Why Electrical Outlets Aren’t Universal

The “War of the Currents”

At 3 p.m. on September 4, 1882, an engineer working on Thomas Edison’s Pearl Street Station flipped a switch. Suddenly, six coal-powered dynamos instantly illuminated some 400 lamps belonging to 82 customers living only a quarter mile from the world’s first power station, in New York City. Edison’s groundbreaking system operated on 110 volts (the difference of electric potential between two points) because it worked well with his newly introduced incandescent light bulbs. It also ran on direct current (DC), meaning power flowed continuously in one direction.

However, the pioneering work of Nikola Tesla and George Westinghouse soon showed that alternating current (AC), which is when current frequently reverses direction, could actually travel longer distances more efficiently. The ensuing “war of the currents” ultimately ended with AC emerging victorious. 

Soon, AC power began streaming into American homes and businesses, running at Edison’s previously established 110 volts but at Westinghouse’s 60 hertz — the frequency that determines how many times a current changes direction per second. Although the U.S. tweaked the standard voltage up to 120 volts in the 1960s, this arrangement remains largely unchanged — to this day, U.S. outlets continue to support 120 volts.

But as the rest of the world slowly electrified, not everyone agreed with the standards set by the U.S.

Less Current, More Voltage 

While 110 volts may have been all well and good for Edison’s lightbulbs back in the late 1800s, European countries and companies realized this was not the most efficient (nor the cheapest) way to actually transmit electricity. To understand Europe’s beef with Edison, let’s take a quick detour into the simple math behind electrical transmission.

You can easily calculate electrical power by multiplying voltage by current (P = V * I). Current (I)  is the rate at which electrons flow through a conductor, while voltage is the force applied to move that current. If current is high, you need thicker cables to safely transmit electricity. However, if you increase the voltage in this simple equation, you can actually lower the current and still arrive at the same power level. 

This has the immensely beneficial side effect of allowing companies to use thinner copper wires, a material that can be pretty costly even in the best of times (and especially in war torn Europe in the early 20th century). Apart from saving some serious cash, countries also wanted to design their own plugs because the U.S.’s was notoriously unsafe and uninsulated. Additionally European countries — mainly Germany — wanted to use 50 hertz instead of 60 because it aligned better with the metric system.

The idea of countries developing their own electric standards may seem odd in our interconnected modern world, but in the 20th century, electric appliances were so few and travel distances so long and laborious, no one foresaw the need for international standardization. But by 1934, people at the International Electrotechnical Commission (IEC) had begun to think some form of standardization for electrical fittings might be a good idea. Unfortunately, this governing body only met twice before the outbreak of World War II, and by the time it reconvened in 1950, many countries were already entrenched in their own electrification schemes. 

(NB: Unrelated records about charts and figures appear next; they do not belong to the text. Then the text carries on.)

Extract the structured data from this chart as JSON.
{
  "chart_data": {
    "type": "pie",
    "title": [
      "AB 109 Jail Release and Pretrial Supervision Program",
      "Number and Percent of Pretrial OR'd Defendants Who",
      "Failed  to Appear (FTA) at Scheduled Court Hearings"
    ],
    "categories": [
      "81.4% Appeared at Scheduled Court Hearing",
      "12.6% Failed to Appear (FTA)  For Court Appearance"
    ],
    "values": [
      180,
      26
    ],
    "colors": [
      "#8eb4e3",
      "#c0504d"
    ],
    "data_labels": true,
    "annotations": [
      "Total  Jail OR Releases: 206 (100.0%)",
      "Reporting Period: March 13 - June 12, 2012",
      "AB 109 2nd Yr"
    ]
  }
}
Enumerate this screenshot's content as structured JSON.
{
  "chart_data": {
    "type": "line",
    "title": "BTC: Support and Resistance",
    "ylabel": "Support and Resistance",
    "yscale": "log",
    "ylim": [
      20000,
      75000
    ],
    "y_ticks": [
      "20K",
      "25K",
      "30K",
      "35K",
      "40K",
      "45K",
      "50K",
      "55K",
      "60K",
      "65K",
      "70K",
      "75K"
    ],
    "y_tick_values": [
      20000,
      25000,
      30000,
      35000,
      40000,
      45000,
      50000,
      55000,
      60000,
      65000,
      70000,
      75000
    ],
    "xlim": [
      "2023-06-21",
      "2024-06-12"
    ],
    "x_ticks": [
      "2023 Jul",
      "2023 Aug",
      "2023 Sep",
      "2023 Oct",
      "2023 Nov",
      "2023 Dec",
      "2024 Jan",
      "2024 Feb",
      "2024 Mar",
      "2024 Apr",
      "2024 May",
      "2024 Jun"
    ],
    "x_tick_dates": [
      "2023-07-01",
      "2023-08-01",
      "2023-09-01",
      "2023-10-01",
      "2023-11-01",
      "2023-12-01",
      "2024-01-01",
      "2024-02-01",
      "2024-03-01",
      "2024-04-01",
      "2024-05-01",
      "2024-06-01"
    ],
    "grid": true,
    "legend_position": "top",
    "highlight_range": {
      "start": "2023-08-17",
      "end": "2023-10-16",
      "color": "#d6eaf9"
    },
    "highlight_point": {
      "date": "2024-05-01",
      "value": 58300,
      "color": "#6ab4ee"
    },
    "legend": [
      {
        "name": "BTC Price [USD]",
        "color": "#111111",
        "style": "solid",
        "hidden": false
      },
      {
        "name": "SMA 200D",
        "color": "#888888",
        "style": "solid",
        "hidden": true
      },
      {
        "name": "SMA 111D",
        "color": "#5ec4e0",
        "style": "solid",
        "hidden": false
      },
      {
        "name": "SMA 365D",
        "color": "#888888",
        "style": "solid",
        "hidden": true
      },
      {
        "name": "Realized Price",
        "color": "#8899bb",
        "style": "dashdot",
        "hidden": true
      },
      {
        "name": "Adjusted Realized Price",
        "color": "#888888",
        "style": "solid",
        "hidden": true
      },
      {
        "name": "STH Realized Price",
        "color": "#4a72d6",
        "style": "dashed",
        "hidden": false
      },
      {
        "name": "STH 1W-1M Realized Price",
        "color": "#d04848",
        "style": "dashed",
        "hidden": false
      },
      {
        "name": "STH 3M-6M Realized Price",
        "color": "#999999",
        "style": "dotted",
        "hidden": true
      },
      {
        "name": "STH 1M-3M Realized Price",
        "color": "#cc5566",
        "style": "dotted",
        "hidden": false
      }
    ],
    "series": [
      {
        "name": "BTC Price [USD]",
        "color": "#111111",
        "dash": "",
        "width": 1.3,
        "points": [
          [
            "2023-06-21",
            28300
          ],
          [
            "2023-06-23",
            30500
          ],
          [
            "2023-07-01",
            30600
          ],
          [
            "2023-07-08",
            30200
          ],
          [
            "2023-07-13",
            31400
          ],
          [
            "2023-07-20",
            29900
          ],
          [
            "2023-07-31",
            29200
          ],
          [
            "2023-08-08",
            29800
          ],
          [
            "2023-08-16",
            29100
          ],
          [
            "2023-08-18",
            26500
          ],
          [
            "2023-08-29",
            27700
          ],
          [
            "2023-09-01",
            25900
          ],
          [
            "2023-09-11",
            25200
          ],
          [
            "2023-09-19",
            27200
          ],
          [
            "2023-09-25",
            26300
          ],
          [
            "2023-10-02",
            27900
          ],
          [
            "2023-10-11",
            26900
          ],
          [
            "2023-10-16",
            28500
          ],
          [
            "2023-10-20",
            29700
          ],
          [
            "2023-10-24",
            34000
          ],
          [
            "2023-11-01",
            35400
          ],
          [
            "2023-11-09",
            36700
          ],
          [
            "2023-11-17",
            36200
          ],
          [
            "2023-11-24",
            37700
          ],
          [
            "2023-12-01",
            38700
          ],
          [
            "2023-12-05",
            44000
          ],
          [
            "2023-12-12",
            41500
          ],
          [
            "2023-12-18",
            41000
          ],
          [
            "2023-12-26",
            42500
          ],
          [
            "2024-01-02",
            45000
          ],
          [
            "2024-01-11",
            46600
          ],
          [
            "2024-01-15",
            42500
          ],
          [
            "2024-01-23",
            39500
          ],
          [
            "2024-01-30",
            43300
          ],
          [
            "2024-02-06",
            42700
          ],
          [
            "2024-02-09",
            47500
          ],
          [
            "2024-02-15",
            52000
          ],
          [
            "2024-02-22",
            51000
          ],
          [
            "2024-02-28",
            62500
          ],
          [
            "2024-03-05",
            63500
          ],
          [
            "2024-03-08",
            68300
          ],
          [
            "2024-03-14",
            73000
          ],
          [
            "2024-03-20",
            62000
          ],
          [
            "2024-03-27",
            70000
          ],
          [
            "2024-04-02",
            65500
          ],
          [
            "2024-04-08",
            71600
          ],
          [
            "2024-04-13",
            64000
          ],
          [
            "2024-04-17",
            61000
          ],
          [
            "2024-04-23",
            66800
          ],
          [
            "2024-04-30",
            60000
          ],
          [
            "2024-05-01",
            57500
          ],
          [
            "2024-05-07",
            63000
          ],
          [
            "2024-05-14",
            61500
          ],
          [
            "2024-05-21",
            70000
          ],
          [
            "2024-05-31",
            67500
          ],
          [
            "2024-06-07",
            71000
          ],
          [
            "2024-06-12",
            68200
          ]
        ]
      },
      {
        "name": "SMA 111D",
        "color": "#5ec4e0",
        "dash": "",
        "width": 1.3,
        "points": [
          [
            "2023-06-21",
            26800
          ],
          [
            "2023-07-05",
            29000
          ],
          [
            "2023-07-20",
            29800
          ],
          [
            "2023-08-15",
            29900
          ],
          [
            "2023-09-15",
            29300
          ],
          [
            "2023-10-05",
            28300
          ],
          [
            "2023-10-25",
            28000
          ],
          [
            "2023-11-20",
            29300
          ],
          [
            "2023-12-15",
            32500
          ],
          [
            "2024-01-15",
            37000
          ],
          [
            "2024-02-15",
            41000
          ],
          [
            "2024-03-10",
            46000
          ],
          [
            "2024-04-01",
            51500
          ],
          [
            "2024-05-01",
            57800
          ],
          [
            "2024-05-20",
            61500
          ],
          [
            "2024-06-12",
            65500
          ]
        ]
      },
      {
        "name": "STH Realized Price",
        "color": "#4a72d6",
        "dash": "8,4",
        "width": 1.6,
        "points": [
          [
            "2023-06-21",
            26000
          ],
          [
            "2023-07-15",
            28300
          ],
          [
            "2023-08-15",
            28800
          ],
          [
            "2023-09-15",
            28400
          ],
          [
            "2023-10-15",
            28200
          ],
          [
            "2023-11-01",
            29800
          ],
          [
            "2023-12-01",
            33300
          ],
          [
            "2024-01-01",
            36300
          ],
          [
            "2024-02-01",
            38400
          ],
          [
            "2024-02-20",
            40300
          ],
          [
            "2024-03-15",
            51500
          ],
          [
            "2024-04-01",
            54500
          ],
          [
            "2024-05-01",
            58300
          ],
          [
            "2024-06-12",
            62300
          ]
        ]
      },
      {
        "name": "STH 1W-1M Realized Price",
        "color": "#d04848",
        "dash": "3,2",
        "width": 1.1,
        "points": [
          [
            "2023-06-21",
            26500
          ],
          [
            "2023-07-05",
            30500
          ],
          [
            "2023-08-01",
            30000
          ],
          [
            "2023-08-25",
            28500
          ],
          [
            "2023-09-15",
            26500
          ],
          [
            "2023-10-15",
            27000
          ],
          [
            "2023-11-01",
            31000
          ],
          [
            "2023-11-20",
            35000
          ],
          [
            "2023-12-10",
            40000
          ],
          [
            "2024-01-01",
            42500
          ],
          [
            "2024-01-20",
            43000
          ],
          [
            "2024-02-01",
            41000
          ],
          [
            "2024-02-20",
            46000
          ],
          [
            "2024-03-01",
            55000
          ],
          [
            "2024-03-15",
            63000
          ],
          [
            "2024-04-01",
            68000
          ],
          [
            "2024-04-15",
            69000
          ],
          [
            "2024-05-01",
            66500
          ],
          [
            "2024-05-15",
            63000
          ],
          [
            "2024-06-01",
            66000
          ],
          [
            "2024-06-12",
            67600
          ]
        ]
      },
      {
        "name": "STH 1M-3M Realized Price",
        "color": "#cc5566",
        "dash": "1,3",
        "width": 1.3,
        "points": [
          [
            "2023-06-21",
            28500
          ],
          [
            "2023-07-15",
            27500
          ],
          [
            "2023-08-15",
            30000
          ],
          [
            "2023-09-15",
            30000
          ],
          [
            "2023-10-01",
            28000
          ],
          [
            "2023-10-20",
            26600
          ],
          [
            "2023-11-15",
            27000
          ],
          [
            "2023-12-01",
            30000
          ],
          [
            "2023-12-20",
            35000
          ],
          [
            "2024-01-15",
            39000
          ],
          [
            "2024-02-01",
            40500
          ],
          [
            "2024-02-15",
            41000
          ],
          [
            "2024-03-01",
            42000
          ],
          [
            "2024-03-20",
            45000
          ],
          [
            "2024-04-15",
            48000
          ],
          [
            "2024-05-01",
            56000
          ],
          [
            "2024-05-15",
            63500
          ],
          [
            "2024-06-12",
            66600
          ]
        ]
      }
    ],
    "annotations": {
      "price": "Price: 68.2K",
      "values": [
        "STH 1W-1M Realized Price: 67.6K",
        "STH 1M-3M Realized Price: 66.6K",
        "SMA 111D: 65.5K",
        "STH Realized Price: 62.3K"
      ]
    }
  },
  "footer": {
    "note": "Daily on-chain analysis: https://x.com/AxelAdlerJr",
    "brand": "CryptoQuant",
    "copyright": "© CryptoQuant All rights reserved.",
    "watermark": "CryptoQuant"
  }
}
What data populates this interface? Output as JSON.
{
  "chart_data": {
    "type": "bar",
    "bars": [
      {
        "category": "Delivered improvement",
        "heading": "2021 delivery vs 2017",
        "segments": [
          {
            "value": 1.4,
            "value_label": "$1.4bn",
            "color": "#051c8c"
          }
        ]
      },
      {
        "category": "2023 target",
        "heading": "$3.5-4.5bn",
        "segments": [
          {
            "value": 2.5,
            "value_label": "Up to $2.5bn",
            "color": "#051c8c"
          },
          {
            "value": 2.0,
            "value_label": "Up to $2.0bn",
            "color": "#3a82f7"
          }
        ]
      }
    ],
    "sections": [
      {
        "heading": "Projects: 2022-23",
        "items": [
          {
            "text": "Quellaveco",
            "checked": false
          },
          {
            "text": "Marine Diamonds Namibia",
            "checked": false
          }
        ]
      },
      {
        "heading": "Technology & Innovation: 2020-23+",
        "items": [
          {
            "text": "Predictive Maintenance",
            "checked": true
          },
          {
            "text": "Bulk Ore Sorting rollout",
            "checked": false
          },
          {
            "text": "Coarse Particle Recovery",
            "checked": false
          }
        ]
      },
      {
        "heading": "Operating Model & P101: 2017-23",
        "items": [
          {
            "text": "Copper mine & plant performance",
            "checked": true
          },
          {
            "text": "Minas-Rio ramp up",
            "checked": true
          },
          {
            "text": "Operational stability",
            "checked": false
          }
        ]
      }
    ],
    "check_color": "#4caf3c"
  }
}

There Is a “Universal” Plug Type (But Only Two Countries Use It)

That doesn’t mean there haven’t been efforts to unify the world around one outlet to rule them all. Today, there are around 15 types of plugs, each denoted with a letter. The U.S. uses Type A and Type B plugs (two-pronged and three-pronged, respectively) while most of Europe uses Type C, E, and F plugs. Meanwhile, Italy uses type L, Switzerland uses Type J, Denmark uses Type K, and England uses Type G. Type G includes a fuse within the plug itself, making them the safest (and most cumbersome) plugs in the world.

Once you venture outside North America and Europe, things get even more complicated. In an attempt to organize this chaos, the IEC introduced the International Standard IEC 906-1 in 1986, known as the Type N plug, a universal plug that could work across borders. Yet nearly 40 years after its introduction, only two countries — Brazil and South Africa — have adopted the standard. The main problem is that while a universal plug and outlet system would make life easier for travelers, few countries have the will to invest billions to switch from one plug type to another. So for now, make sure you have the necessary gear to power your devices before commencing your globe-trotting.